Yes, generally renovations cost more (approximately 5%). But the results are often more appreciated than building new and many of the large expenses are already taken care of such as exterior walls which can be up to 35% of construction costs. Always allow for a 5-10% construction contingency for unforeseen expenses, especially in a renovation. This will reduce stress about cost overruns as it will already be accounted for in your budgeting.
Modern interventions allowed! This is where a designer comes in really handy. They can give insight and design a modern addition that fits in with the character of the house without being too literal and nostalgic. Proportion and colour plays a big role in intervening in your traditional farmhouse. Check out the above example. The architect used colour to tie in to the old house. And the proportion of the addition is just right, not to overpower, and to balance with the existing house.
Farmhouses have certain typical characteristics that are not as desirable to modern farm families. These include dark interiors, small bedrooms, cold floors, no garages, one bathroom, etc. I’m sure you can add to this list. All these complaints can be solved in a renovation, such as opening up a wall on the south side to get some extra light deeper into the house and making sure that additions do not block more light from entering the house. Renovations can even fix those cold floors, with radiant in-floor heating.
You probably don’t like getting your energy bill if this is the first renovation to your farmhouse. There are a few things you can do about that bill. First replace the windows, with new double pane, low e coated, thermally broken frames (ask me about this one!) and my personal preference wood frame windows. Wood frame windows will cost you a bit more, but they will suit the traditional farmhouse look better than vinyl windows. Next you can insulate your house. Insulation can be done either from the inside or the outside and it depends on the wall construction of your farmhouse. Some farmhouses have two layers of brick with a plaster finish on the interior. This is the most difficult to insulate, but I recommend it be done from the inside, however you will lose 4-6” of room area. If you have a wood stud wall you are in luck, it’s easy to insulate from the interior. In both these situations you are only going to get 4-6” of insulation which is not much, so if your brick veneer is needing to be replaced you can insulate from the exterior out and reinstall the brick.

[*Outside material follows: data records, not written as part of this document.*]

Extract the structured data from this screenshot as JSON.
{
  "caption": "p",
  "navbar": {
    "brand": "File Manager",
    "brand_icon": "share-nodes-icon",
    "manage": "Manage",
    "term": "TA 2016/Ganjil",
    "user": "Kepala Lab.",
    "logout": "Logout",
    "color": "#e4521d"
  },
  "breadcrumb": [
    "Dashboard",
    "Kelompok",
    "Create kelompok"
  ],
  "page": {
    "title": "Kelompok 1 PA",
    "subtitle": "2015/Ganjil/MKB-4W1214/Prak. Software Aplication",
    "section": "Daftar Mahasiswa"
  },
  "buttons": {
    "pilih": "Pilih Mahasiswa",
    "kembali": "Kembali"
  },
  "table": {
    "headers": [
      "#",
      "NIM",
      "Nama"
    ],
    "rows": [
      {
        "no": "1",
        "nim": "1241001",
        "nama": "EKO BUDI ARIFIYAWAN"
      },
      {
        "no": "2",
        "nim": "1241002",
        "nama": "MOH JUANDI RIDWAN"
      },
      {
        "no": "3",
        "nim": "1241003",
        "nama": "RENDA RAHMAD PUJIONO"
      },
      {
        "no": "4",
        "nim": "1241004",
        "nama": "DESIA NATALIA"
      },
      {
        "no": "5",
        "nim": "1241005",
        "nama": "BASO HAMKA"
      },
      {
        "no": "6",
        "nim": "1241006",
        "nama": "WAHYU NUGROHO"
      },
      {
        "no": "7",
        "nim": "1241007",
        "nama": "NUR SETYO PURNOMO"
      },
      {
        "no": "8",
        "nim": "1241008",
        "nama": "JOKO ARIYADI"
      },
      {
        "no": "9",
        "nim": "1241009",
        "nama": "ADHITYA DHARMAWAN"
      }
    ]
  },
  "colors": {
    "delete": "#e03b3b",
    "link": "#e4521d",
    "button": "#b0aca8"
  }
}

You need A LOT of PATIENCE. Your house has settled for 100 years so there are bound to be quirks, but the ‘bones’ of the house as I like to call them are solid. That’s why it’s worth renovating. Renovating always requires changes on the go with your contractor and your architect. Having an architect on board for renovations is a great asset for pre-planning and solving the flow and organization of your house within an existing footprint. The architect is also invaluable with assisting with unforeseen conditions in your house and resolving the details in clean efficient solutions during construction. Renovation is a juggling act, between budget, existing conditions, and other restraints.

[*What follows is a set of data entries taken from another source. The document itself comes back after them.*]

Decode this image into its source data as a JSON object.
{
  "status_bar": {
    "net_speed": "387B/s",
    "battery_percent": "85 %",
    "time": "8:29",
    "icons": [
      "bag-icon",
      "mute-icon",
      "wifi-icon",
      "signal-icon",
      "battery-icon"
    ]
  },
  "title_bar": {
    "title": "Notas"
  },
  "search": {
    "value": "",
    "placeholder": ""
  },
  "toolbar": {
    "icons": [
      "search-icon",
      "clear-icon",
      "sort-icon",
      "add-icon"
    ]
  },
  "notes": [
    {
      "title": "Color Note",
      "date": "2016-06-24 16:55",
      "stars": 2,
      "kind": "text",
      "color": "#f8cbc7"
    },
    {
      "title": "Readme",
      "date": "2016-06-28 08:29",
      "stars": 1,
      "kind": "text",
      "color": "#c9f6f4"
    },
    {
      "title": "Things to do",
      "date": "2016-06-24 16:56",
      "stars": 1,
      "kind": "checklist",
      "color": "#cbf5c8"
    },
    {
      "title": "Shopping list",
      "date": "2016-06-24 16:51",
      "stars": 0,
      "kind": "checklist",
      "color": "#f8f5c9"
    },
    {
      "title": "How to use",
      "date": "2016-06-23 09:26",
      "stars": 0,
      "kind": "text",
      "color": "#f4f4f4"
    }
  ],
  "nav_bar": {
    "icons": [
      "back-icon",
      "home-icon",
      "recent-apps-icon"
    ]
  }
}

There is lots of opportunity in an old farmhouse renovation to join traditional and contemporary details. I think the kids are calling this “shabby chic” these days! Bringing the history of the house into the renovation in meaningful ways is important to creating a cohesive renovation. Such as reusing the slate from the roof for furniture or flooring. Preservation is important but if the preservation doesn’t make sense with the new design you need to be willing to part ways with details that don’t make sense anymore.
As per the earlier post, the general design principles of farmhouses still apply. When preparing your design see how they fit in and can enhance your design. Views, flow and organization, authenticity, sustainability, and daylighting.
I’m glad you accepted the challenge of renovating your farmhouse. It’s important to keep a bit of history around and adapting it for new uses and modern living.